Some things to explore: if $$P(D|H I)>P(D|\bar{H} I)$$ the data supports the hypothesis more than not-the-hypothesis and the posterior probability will be increased; conversely, if $$P(D|H I)<P(D|\bar{H} I)$$ the posterior probability will be reduced. The bigger the gap between $$P(D|H I)$$ and $$P(D|\bar{H} I)$$ the more dramatic the change in the probability.

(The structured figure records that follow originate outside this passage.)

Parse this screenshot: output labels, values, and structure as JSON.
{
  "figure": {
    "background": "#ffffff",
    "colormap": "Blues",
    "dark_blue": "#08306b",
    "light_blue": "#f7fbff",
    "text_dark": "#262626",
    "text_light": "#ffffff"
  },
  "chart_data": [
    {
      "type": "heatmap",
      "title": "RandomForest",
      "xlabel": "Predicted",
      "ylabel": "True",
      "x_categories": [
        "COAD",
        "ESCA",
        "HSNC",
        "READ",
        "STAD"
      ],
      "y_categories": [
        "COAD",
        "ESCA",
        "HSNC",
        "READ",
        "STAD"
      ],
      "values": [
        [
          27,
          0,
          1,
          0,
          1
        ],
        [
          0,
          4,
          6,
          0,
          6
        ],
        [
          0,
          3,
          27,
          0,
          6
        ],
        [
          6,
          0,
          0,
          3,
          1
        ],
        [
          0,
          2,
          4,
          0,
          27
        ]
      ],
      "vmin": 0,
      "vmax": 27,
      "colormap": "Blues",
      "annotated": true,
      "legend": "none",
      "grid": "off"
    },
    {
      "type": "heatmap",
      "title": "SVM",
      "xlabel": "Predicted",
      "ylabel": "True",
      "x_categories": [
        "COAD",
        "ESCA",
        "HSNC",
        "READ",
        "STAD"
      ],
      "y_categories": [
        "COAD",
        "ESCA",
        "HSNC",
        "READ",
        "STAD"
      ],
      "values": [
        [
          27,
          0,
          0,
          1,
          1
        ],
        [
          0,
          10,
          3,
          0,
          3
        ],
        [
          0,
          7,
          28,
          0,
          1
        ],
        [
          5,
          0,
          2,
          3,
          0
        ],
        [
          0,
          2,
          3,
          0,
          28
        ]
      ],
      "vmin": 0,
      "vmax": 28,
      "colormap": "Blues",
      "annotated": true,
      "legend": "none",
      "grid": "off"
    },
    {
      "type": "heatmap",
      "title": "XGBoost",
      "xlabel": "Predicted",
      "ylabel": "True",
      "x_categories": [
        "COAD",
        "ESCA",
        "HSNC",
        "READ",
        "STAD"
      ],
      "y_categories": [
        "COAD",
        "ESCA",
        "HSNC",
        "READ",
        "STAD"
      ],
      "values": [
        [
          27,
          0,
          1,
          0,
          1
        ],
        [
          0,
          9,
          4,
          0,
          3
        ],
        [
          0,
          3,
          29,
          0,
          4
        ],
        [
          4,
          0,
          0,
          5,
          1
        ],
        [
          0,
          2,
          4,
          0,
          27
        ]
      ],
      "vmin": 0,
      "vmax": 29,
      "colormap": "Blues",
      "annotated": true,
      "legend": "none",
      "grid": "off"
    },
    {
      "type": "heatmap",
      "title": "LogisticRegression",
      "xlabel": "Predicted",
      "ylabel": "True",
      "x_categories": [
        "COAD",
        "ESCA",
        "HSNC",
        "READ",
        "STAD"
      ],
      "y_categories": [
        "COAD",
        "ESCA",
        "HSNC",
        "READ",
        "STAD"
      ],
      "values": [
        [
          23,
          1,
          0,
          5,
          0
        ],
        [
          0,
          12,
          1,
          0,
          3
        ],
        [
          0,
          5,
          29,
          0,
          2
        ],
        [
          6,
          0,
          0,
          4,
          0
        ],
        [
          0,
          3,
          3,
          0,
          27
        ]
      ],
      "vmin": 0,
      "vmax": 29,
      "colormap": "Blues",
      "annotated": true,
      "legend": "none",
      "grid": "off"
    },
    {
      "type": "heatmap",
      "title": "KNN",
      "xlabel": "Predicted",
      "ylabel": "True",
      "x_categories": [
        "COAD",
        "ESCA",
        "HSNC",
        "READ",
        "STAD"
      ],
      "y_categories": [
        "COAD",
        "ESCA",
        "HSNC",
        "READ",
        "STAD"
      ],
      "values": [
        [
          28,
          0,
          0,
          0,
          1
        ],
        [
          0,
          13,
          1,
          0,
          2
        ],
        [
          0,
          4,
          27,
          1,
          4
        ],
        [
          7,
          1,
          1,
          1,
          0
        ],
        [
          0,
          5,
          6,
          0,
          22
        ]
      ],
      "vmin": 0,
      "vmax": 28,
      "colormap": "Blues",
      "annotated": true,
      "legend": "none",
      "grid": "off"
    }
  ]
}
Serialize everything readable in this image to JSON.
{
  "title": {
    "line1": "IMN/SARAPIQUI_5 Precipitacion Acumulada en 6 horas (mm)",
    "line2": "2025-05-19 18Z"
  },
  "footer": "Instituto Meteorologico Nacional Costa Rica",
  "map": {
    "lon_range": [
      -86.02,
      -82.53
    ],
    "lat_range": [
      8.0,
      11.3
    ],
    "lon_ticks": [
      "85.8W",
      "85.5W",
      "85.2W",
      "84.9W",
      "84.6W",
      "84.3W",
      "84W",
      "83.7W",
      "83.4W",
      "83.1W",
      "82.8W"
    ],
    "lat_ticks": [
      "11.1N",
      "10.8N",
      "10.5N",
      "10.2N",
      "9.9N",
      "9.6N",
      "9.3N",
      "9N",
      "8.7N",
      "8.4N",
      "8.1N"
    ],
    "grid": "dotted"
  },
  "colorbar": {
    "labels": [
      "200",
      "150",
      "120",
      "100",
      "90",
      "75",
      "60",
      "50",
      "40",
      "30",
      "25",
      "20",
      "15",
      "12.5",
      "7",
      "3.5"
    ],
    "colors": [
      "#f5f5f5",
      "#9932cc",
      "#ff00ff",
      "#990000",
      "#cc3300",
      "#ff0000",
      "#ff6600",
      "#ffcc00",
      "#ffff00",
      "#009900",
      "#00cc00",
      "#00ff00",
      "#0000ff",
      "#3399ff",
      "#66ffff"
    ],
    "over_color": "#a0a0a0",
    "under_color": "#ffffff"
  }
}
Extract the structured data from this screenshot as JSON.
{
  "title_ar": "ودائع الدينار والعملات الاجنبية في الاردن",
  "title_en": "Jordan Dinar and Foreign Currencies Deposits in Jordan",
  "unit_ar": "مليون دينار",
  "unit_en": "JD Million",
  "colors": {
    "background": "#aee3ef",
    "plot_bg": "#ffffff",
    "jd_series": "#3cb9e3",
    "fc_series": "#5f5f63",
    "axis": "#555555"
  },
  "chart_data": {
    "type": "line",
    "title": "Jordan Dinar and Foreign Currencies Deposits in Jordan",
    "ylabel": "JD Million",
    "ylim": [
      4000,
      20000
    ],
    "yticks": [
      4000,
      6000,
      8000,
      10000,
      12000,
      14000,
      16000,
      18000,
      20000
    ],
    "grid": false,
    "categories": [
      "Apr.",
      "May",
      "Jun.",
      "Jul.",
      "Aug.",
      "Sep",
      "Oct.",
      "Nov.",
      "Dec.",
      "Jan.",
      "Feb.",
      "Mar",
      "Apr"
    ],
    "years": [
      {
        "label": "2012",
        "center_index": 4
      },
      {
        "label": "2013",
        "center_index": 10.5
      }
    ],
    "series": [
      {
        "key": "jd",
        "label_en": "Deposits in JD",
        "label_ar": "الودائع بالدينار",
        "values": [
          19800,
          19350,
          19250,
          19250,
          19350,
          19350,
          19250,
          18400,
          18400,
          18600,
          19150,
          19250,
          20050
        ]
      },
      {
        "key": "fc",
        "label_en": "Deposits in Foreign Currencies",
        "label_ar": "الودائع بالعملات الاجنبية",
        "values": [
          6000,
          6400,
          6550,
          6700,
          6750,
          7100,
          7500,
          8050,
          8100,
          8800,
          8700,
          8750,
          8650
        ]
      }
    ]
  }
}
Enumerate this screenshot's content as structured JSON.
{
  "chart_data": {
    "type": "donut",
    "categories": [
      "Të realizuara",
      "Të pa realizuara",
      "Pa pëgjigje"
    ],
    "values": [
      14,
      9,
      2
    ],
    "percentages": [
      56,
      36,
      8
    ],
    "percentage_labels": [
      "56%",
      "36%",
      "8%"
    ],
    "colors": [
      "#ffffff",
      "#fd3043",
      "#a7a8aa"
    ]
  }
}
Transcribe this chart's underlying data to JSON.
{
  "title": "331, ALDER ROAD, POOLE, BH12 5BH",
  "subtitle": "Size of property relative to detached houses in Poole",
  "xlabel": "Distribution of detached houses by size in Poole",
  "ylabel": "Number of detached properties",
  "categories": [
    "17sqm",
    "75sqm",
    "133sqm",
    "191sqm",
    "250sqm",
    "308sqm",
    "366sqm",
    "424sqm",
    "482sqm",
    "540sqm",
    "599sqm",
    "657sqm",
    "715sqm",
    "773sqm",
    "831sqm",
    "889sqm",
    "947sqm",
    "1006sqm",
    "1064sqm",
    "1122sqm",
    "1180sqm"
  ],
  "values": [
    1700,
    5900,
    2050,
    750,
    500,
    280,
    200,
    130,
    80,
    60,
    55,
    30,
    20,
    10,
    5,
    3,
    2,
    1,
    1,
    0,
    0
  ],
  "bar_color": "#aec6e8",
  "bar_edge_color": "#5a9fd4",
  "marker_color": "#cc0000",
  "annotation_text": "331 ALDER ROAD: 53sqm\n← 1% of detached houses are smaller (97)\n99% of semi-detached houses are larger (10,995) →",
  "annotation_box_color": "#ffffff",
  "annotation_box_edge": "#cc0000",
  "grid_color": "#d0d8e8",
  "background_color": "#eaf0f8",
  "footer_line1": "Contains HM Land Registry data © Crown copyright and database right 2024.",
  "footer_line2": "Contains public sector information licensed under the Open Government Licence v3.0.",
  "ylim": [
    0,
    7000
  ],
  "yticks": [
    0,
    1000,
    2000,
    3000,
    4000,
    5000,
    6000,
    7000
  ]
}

If $$P(D|I)$$ is small (i.e. the data is surprising regardless of the hypothesis) then small changes in $$P(D|H I)$$ or $$P(D|\bar{H} I)$$ can have a dramatic effect.

Here is another demonstration with an alternative way of looking at the relationship between the terms:

$\begin{equation}P(H|DI) = \frac{P(H|I)P(D|HI)}{P(D|I)} = \frac{P(HD|I)}{P(HD|I)+P(\bar{H}D|I)}.\end{equation}$
In the demonstration below you can set the prior probability $$P(H|I)$$ and also $$P(D|HI)$$ and $$P(D|\bar{H}I)$$. The posterior probability will be the red portion of the bar at the bottom. The size of the coloured portions are simply the product of the portion at the top and the corresponding conditional probability, e.g. $$P(HD|I)=P(H|I)P(D|H I)$$.